De verdachte heeft zich blijkens zijn SKDB-staat meerdere malen na datum van het vonnis ingeschreven in de BRP. Gelet hierop was het voor het Openbaar Ministerie in een eerder stadium mogelijk om de uitspraak in deze zaak te betekenen. Daarnaast heeft het Openbaar Ministerie niet elk jaar getracht de uitspraak te betekenen. In zoverre heeft het Openbaar Ministerie niet voortvarend gehandeld in het betekenen van de uitspraak.
Naar het oordeel van het hof is daarmee de redelijke termijn van betekening geschonden. Dat behoeft evenwel niet te leiden tot strafmatiging, nu het hof geen straf of maatregel zal opleggen.
Alles afwegende ziet het hof in de ouderdom van de zaak alsmede in de persoonlijke omstandigheden van de verdacht thans redenen om te volstaan met een schuldigverklaring zonder een straf of maatregel op te leggen.

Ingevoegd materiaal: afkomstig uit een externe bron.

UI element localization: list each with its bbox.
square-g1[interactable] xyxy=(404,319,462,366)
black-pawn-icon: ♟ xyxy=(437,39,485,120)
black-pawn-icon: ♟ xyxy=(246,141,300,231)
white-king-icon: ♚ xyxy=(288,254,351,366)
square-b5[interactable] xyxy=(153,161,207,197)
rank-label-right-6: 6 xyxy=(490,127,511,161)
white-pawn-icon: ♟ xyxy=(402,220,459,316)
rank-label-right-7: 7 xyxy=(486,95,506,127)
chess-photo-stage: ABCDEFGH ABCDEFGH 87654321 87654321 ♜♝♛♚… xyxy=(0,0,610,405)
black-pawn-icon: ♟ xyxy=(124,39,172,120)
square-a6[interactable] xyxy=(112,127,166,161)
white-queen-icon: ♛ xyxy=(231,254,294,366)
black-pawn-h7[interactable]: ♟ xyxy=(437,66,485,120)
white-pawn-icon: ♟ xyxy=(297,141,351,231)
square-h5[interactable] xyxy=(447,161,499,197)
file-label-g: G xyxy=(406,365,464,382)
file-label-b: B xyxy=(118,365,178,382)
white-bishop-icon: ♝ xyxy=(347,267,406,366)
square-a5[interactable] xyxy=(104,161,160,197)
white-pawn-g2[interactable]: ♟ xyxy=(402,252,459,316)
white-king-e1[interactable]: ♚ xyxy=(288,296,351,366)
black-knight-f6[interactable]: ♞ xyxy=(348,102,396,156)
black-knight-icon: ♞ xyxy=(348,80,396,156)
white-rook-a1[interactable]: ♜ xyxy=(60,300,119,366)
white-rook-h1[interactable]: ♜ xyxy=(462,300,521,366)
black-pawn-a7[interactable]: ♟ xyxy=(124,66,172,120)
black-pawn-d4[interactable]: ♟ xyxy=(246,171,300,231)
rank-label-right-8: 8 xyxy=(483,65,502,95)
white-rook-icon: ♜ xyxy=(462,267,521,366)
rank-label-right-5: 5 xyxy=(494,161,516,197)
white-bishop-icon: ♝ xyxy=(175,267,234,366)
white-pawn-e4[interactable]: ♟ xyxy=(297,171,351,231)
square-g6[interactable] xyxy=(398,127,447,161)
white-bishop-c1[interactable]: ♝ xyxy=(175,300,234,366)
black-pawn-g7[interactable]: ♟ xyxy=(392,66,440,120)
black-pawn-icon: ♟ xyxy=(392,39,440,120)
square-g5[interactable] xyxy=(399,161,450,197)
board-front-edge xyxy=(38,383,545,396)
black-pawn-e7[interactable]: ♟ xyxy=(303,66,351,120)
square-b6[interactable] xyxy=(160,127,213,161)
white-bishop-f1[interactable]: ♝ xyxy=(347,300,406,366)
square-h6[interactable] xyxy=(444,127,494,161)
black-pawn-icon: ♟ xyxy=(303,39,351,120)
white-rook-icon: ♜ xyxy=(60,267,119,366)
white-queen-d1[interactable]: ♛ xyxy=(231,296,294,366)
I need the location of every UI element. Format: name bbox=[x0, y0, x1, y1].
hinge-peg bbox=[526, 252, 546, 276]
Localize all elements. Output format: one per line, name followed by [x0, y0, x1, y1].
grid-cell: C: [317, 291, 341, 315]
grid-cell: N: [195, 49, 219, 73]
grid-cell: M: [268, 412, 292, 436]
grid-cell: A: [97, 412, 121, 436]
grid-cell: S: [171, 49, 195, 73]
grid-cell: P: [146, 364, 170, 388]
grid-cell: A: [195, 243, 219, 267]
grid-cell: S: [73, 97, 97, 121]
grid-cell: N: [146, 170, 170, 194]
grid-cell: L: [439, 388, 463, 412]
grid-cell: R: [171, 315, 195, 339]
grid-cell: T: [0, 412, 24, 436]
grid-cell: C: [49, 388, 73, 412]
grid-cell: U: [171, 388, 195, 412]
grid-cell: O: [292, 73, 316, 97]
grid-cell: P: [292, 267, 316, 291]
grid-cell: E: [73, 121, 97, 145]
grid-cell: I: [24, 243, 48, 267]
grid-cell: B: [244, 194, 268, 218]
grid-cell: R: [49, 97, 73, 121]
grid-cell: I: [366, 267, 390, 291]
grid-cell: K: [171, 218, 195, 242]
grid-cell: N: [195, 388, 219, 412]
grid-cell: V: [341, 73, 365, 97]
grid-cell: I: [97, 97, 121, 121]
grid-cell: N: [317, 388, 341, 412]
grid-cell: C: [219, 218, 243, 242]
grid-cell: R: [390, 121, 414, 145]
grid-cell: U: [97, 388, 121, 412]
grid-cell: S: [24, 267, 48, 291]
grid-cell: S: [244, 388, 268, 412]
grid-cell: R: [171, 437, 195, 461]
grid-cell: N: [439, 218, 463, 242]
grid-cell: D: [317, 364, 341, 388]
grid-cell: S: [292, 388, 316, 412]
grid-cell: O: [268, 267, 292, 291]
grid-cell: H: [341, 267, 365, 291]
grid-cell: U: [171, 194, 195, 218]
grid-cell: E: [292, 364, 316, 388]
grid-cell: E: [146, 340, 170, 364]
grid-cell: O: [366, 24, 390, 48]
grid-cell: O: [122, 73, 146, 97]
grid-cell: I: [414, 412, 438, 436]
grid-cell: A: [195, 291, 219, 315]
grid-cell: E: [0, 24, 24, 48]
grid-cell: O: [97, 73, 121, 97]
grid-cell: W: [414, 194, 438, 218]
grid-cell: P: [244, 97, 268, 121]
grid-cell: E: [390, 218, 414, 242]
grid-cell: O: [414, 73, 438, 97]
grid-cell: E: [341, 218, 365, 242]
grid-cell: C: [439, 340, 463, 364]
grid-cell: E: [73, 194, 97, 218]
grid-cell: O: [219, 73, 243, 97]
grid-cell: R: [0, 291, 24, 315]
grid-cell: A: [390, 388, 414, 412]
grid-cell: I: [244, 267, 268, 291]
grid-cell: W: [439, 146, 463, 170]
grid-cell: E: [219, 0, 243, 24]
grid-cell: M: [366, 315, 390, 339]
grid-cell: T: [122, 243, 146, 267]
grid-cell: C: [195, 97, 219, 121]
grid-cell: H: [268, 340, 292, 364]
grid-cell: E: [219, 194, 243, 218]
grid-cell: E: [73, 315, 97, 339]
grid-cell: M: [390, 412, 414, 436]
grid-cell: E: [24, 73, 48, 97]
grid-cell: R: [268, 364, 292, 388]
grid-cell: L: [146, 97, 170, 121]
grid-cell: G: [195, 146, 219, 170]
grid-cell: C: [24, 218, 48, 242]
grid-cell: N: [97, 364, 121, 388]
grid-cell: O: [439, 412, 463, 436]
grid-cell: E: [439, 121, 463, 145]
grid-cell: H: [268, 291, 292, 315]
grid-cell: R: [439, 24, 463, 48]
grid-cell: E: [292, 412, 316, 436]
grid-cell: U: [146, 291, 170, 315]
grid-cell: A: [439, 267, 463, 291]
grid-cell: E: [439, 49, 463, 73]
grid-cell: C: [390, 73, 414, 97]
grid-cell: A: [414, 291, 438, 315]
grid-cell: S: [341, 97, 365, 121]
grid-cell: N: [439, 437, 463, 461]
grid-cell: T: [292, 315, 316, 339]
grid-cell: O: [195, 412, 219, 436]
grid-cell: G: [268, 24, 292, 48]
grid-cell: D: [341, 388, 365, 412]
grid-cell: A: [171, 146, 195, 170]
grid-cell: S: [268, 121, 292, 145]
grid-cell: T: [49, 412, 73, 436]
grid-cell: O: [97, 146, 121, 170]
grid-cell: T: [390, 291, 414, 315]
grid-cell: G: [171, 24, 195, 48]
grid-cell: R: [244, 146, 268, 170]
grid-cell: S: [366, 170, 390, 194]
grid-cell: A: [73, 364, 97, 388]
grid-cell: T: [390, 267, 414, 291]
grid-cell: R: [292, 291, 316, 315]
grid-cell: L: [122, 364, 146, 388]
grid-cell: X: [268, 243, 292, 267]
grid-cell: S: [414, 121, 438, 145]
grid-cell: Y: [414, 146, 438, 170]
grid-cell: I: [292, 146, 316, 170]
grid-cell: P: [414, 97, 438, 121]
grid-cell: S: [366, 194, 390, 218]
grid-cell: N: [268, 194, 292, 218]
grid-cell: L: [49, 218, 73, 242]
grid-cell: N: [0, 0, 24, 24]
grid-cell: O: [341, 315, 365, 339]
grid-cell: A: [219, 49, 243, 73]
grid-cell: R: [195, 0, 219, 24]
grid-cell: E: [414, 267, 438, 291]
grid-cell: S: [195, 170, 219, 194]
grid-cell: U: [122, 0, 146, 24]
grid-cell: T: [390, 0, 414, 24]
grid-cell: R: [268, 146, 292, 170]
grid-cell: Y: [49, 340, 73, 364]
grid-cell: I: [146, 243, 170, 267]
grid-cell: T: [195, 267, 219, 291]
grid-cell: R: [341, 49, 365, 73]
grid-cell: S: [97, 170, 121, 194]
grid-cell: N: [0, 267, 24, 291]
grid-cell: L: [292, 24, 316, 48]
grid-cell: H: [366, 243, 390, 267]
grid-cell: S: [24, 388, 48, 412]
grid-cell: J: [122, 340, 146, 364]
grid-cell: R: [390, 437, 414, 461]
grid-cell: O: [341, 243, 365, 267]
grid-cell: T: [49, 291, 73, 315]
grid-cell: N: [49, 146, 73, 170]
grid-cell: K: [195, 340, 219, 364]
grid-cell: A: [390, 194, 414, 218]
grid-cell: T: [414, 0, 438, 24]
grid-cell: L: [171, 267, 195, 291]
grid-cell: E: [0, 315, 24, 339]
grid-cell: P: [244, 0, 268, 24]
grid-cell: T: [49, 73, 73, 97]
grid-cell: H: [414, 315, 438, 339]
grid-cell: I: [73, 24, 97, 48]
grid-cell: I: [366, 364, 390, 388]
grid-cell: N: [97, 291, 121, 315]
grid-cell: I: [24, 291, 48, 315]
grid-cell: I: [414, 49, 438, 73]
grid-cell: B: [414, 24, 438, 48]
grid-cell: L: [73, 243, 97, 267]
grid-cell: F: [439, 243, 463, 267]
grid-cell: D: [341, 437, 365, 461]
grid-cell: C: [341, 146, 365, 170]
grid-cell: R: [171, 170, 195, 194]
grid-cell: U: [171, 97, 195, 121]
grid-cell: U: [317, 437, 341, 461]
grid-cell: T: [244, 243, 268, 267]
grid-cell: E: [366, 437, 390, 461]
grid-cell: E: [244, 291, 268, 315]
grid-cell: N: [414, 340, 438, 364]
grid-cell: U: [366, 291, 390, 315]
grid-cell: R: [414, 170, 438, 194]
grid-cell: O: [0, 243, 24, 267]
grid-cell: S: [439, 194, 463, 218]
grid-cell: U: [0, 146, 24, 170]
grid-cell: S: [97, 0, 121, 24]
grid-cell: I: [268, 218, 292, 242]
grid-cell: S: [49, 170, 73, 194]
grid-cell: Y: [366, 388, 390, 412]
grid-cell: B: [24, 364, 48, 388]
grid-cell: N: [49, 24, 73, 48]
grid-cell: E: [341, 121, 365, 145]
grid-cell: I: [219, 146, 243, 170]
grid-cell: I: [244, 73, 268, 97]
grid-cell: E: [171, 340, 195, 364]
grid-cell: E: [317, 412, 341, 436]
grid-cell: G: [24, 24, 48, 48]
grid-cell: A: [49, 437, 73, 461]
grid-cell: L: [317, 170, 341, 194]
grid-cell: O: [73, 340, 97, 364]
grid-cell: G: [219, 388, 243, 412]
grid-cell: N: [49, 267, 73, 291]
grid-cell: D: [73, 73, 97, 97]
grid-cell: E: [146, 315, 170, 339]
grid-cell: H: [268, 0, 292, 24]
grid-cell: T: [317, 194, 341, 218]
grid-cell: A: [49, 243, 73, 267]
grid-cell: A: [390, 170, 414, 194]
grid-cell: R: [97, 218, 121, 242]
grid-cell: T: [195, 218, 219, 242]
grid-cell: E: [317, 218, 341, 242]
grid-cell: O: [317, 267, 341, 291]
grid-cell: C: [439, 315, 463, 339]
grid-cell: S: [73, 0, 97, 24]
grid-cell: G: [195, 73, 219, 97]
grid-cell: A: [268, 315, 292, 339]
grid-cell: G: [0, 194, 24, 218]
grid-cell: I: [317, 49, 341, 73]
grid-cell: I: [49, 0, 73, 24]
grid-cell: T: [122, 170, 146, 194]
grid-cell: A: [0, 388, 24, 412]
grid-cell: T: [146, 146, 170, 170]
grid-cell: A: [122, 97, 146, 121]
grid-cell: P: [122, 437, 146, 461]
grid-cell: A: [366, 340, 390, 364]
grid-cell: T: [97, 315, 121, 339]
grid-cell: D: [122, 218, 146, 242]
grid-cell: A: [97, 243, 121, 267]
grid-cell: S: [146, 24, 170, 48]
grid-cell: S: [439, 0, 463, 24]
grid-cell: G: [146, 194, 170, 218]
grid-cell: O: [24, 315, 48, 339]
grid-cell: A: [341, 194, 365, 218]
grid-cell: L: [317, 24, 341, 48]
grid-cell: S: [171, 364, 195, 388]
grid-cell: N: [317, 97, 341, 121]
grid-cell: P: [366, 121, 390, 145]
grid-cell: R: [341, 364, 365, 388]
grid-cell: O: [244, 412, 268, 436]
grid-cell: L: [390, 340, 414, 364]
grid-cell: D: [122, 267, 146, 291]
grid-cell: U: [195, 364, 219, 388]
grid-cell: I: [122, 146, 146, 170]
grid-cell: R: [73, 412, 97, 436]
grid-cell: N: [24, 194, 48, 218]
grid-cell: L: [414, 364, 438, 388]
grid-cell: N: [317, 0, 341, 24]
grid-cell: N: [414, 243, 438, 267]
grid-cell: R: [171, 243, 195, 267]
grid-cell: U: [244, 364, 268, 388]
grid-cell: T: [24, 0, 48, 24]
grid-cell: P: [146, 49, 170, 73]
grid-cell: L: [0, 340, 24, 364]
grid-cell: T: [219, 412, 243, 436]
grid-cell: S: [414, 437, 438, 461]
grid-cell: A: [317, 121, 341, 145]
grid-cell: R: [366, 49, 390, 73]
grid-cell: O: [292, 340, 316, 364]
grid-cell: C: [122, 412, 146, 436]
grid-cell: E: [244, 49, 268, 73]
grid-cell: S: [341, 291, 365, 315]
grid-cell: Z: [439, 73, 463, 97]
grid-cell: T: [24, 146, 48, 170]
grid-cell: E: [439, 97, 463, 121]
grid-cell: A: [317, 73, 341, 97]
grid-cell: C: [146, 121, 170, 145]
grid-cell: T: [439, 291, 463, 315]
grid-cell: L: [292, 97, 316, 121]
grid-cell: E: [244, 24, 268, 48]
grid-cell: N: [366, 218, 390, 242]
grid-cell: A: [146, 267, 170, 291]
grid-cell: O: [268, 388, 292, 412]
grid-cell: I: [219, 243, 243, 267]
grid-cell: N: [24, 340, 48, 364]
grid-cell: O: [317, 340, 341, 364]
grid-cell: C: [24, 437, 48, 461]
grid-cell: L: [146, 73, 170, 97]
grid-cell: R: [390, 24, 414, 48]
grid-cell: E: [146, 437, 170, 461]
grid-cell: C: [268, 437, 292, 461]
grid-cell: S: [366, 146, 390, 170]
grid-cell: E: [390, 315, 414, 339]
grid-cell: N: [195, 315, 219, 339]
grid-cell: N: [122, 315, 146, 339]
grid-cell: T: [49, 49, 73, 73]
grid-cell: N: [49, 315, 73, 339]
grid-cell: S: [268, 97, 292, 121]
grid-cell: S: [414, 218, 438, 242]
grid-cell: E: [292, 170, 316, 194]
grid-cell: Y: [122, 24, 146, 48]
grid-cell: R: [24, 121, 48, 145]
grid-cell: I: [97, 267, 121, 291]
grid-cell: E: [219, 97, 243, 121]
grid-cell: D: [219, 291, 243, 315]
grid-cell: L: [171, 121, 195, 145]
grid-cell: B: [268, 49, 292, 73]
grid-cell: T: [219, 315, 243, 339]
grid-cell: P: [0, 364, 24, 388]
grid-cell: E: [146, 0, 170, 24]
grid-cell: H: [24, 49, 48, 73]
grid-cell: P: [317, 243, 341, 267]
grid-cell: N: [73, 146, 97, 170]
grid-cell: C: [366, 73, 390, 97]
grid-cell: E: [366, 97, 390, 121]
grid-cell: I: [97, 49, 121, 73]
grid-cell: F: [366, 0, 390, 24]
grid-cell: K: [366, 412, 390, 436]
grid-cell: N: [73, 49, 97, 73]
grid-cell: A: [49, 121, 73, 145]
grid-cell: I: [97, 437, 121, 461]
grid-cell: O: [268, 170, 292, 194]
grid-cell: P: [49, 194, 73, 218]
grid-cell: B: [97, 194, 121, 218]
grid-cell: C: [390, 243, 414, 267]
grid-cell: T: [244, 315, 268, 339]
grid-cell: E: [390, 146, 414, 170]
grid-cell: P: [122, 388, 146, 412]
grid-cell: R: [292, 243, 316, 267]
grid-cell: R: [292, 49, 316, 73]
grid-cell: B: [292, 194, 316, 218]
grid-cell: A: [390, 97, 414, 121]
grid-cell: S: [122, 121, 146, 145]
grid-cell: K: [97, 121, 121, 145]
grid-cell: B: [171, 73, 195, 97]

Toepasselijke wettelijke voorschriften
De beslissing is gegrond op de artikelen 63 en 310 van het Wetboek van Strafrecht, zoals deze ten tijde van het bewezenverklaarde rechtens golden dan wel ten tijde van het wijzen van dit arrest rechtens gelden.

BESLISSING

Het hof:
vernietigt het vonnis waarvan beroep en doet opnieuw recht:
verklaart zoals hiervoor overwogen bewezen dat de verdachte het tenlastegelegde heeft begaan;
verklaart niet bewezen hetgeen de verdachte meer of anders is tenlastegelegd dan hierboven is bewezenverklaard en spreekt de verdachte daarvan vrij;
verklaart het bewezenverklaarde strafbaar, kwalificeert dit als hiervoor vermeld en verklaart de verdachte strafbaar;
bepaalt dat ter zake van het bewezenverklaarde
geenstraf of maatregel wordt opgelegd.
Aldus gewezen door:
mr. R. Lonterman, voorzitter,
mr. S. Riemens en mr. F. van Es, raadsheren,
in tegenwoordigheid van mr. S. van den Akker, griffier,
en op 20 november 2023 ter openbare terechtzitting uitgesproken.